I don’t know how much money the Arnold family had, nor do I know what kind of material possessions they carried. However, given Hamburg’s emigration regulation that prohibited large groups of people with little means to pursue passage, I can assume the Arnold’s were more fortunate than their counterparts leaving from other ports.
I’ll probably never know what happened to my ancestors immediately upon arrival to America. The Arnold’s likely had relatives or friends in Illinois because they set out from Germany with intentions on settling in St. Clair County. From New York City, they probably traveled by foot, maybe carriage, then along the Ohio and Mississippi Rivers until they reached St. Louis, Missouri. Just across the Mississippi is where they were to make their new life.
On July 1, 1848, Leonard Arnold was issued 40 acres of land in Lenzburg, Illinois, where he continued to raise his family.

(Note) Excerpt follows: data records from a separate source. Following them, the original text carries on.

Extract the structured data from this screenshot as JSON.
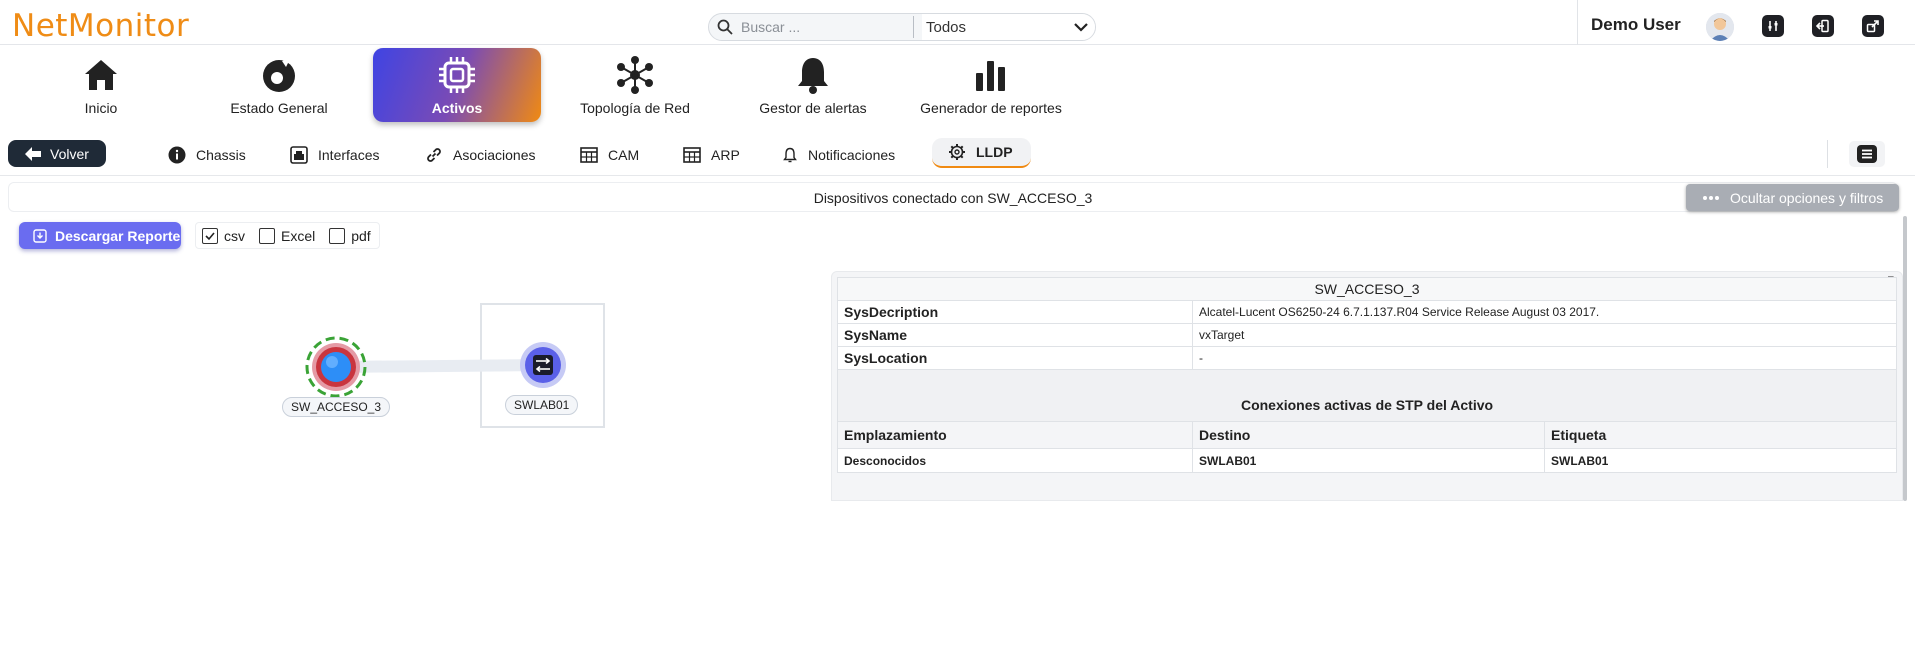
{
  "header": {
    "logo": "NetMonitor",
    "search_placeholder": "Buscar ...",
    "search_scope": "Todos",
    "user_name": "Demo User"
  },
  "modules": [
    {
      "label": "Inicio",
      "icon": "home-icon"
    },
    {
      "label": "Estado General",
      "icon": "gauge-icon"
    },
    {
      "label": "Activos",
      "icon": "chip-icon",
      "active": true
    },
    {
      "label": "Topología de Red",
      "icon": "topology-icon"
    },
    {
      "label": "Gestor de alertas",
      "icon": "bell-icon"
    },
    {
      "label": "Generador de reportes",
      "icon": "bar-chart-icon"
    }
  ],
  "subtabs": {
    "back_label": "Volver",
    "items": [
      {
        "label": "Chassis",
        "icon": "info-icon"
      },
      {
        "label": "Interfaces",
        "icon": "interfaces-icon"
      },
      {
        "label": "Asociaciones",
        "icon": "link-icon"
      },
      {
        "label": "CAM",
        "icon": "table-icon"
      },
      {
        "label": "ARP",
        "icon": "table-icon"
      },
      {
        "label": "Notificaciones",
        "icon": "bell-icon"
      },
      {
        "label": "LLDP",
        "icon": "gear-icon",
        "active": true
      }
    ]
  },
  "content": {
    "title": "Dispositivos conectado con SW_ACCESO_3",
    "filter_button": "Ocultar opciones y filtros",
    "download_button": "Descargar Reporte",
    "formats": [
      {
        "label": "csv",
        "checked": true
      },
      {
        "label": "Excel",
        "checked": false
      },
      {
        "label": "pdf",
        "checked": false
      }
    ]
  },
  "graph": {
    "nodes": [
      {
        "label": "SW_ACCESO_3"
      },
      {
        "label": "SWLAB01"
      }
    ]
  },
  "panel": {
    "device": "SW_ACCESO_3",
    "fields": [
      {
        "label": "SysDecription",
        "value": "Alcatel-Lucent OS6250-24 6.7.1.137.R04 Service Release August 03 2017."
      },
      {
        "label": "SysName",
        "value": "vxTarget"
      },
      {
        "label": "SysLocation",
        "value": "-"
      }
    ],
    "stp_title": "Conexiones activas de STP del Activo",
    "columns": [
      "Emplazamiento",
      "Destino",
      "Etiqueta"
    ],
    "rows": [
      [
        "Desconocidos",
        "SWLAB01",
        "SWLAB01"
      ]
    ]
  },
  "colors": {
    "brand_orange": "#ef8c16",
    "active_gradient_start": "#3f44e3",
    "download_button": "#6a6cf0",
    "dark_button": "#1f2a37"
  }
}
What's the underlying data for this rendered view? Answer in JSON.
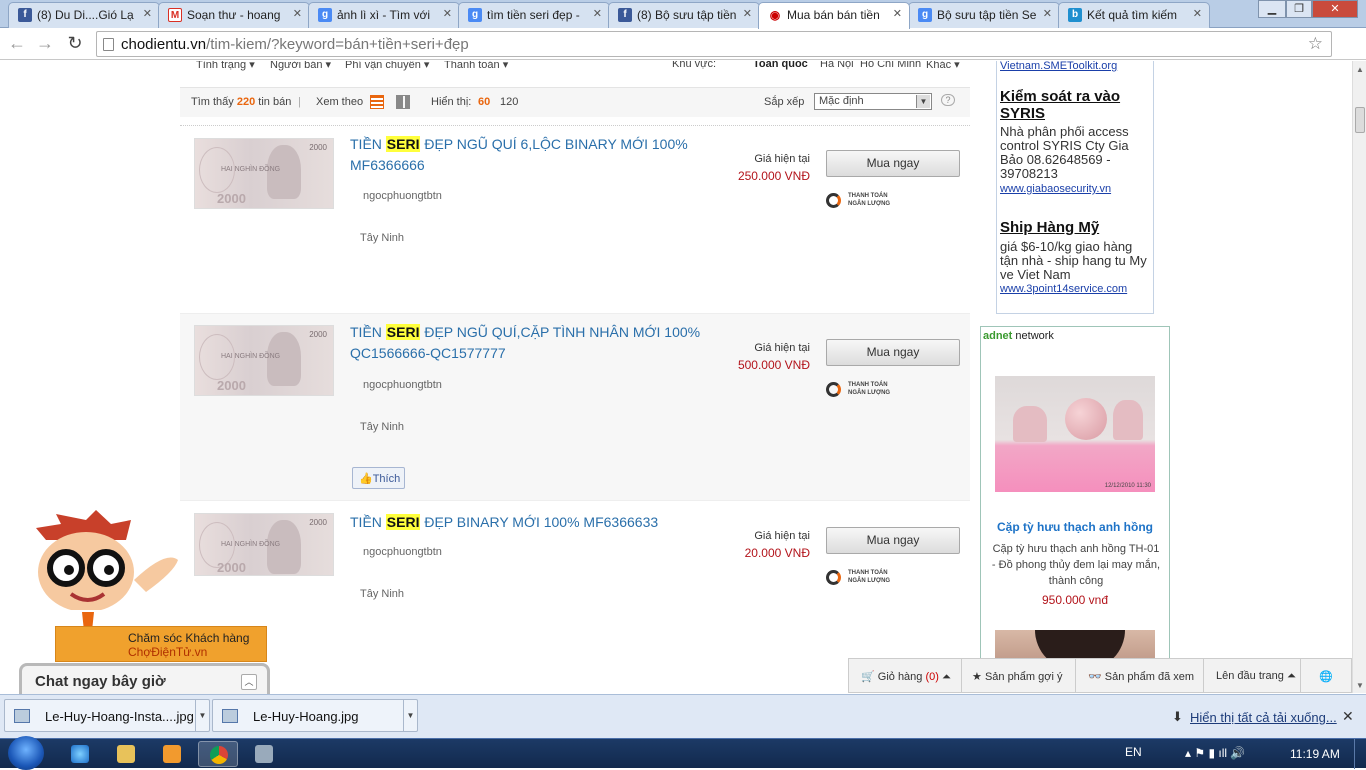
{
  "browser": {
    "tabs": [
      {
        "title": "(8) Du Di....Gió Lạ",
        "favicon": "facebook-icon"
      },
      {
        "title": "Soạn thư - hoang",
        "favicon": "gmail-icon"
      },
      {
        "title": "ảnh lì xì - Tìm với",
        "favicon": "google-icon"
      },
      {
        "title": "tìm tiền seri đẹp -",
        "favicon": "google-icon"
      },
      {
        "title": "(8) Bộ sưu tập tiền",
        "favicon": "facebook-icon"
      },
      {
        "title": "Mua bán bán tiền",
        "favicon": "chodientu-icon",
        "active": true
      },
      {
        "title": "Bộ sưu tập tiền Se",
        "favicon": "google-icon"
      },
      {
        "title": "Kết quả tìm kiếm",
        "favicon": "bing-icon"
      }
    ],
    "url_host": "chodientu.vn",
    "url_path": "/tim-kiem/?keyword=bán+tiền+seri+đẹp"
  },
  "filters": {
    "condition": "Tình trạng",
    "seller": "Người bán",
    "shipping": "Phí vận chuyển",
    "payment": "Thanh toán",
    "region_label": "Khu vực:",
    "regions": [
      "Toàn quốc",
      "Hà Nội",
      "Hồ Chí Minh",
      "Khác"
    ]
  },
  "results": {
    "found_prefix": "Tìm thấy",
    "found_count": "220",
    "found_suffix": "tin bán",
    "view_label": "Xem theo",
    "show_label": "Hiển thị:",
    "show_options": [
      "60",
      "120"
    ],
    "sort_label": "Sắp xếp",
    "sort_value": "Mặc định",
    "help": "?"
  },
  "products": [
    {
      "title_prefix": "TIỀN ",
      "highlight": "SERI",
      "title_rest": " ĐẸP NGŨ QUÍ 6,LỘC BINARY MỚI 100% MF6366666",
      "seller": "ngocphuongtbtn",
      "location": "Tây Ninh",
      "price_label": "Giá hiện tại",
      "price": "250.000 VNĐ",
      "buy": "Mua ngay",
      "pay": "THANH TOÁN NGÂN LƯỢNG"
    },
    {
      "title_prefix": "TIỀN ",
      "highlight": "SERI",
      "title_rest": " ĐẸP NGŨ QUÍ,CẶP TÌNH NHÂN MỚI 100% QC1566666-QC1577777",
      "seller": "ngocphuongtbtn",
      "location": "Tây Ninh",
      "price_label": "Giá hiện tại",
      "price": "500.000 VNĐ",
      "buy": "Mua ngay",
      "pay": "THANH TOÁN NGÂN LƯỢNG",
      "like": "Thích"
    },
    {
      "title_prefix": "TIỀN ",
      "highlight": "SERI",
      "title_rest": " ĐẸP BINARY MỚI 100% MF6366633",
      "seller": "ngocphuongtbtn",
      "location": "Tây Ninh",
      "price_label": "Giá hiện tại",
      "price": "20.000 VNĐ",
      "buy": "Mua ngay",
      "pay": "THANH TOÁN NGÂN LƯỢNG"
    }
  ],
  "banknote": {
    "value": "2000",
    "text": "HAI NGHÌN ĐỒNG"
  },
  "text_ads": [
    {
      "url": "Vietnam.SMEToolkit.org"
    },
    {
      "title": "Kiểm soát ra vào SYRIS",
      "desc": "Nhà phân phối access control SYRIS Cty Gia Bảo 08.62648569 - 39708213",
      "url": "www.giabaosecurity.vn"
    },
    {
      "title": "Ship Hàng Mỹ",
      "desc": "giá $6-10/kg giao hàng tận nhà - ship hang tu My ve Viet Nam",
      "url": "www.3point14service.com"
    }
  ],
  "adnet": {
    "logo_brand": "adnet",
    "logo_suffix": " network",
    "title": "Cặp tỳ hưu thạch anh hồng",
    "desc": "Cặp tỳ hưu thạch anh hồng TH-01 - Đồ phong thủy đem lại may mắn, thành công",
    "price": "950.000 vnđ",
    "photo_date": "12/12/2010 11:30"
  },
  "support": {
    "line1": "Chăm sóc Khách hàng",
    "line2": "ChợĐiệnTử.vn"
  },
  "chat": {
    "title": "Chat ngay bây giờ"
  },
  "bottom_tools": {
    "cart": "Giỏ hàng",
    "cart_count": "(0)",
    "suggest": "Sản phẩm gợi ý",
    "viewed": "Sản phẩm đã xem",
    "top": "Lên đầu trang"
  },
  "downloads": {
    "items": [
      "Le-Huy-Hoang-Insta....jpg",
      "Le-Huy-Hoang.jpg"
    ],
    "show_all": "Hiển thị tất cả tải xuống..."
  },
  "taskbar": {
    "lang": "EN",
    "time": "11:19 AM"
  },
  "colors": {
    "link": "#2a6faa",
    "price": "#b3141b",
    "accent": "#e9660f",
    "highlight": "#ffff3c"
  }
}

Sophia was almost 6 years old by then. She never knew her homeland like her siblings and parents. She was raised in a German-speaking home while learning English from her peers. It wasn’t until my own grandma’s generation that English became the dominant (sometimes only) language at home.
Sophia married Phillip Schuster on November 8, 1858 in St. Louis.
Together, they had five children:
- Fritz (1859-1947, my line … then George Schuster, then Doris Raines, then Debbie Moore)
- Mary Ann (1861-1933)
- John (1864-1944)
- Anna (1866-1918)
- Phillip (1868-1944)
Raised by a farmer and married to a farmer, Sophia was very familiar with rural life. She, like most mothers of the time, kept house and raised her family. By all accounts, Sophia’s life was uneventful beyond the joys of raising children and seeing grandchildren come into the world. Any family lore died several generations ago; my grandma knew very little of Sophia and Phillip.
Sophia died on May 18, 1920 at the age of 77, eight years after Phillip. She and Phillip are both buried in Saint Peters Cemetery near Lenzburg. Leonard Arnold brought his family here in search of a better life. His risk, like that of so many others, netted him great reward … not monetarily … but in family and heritage.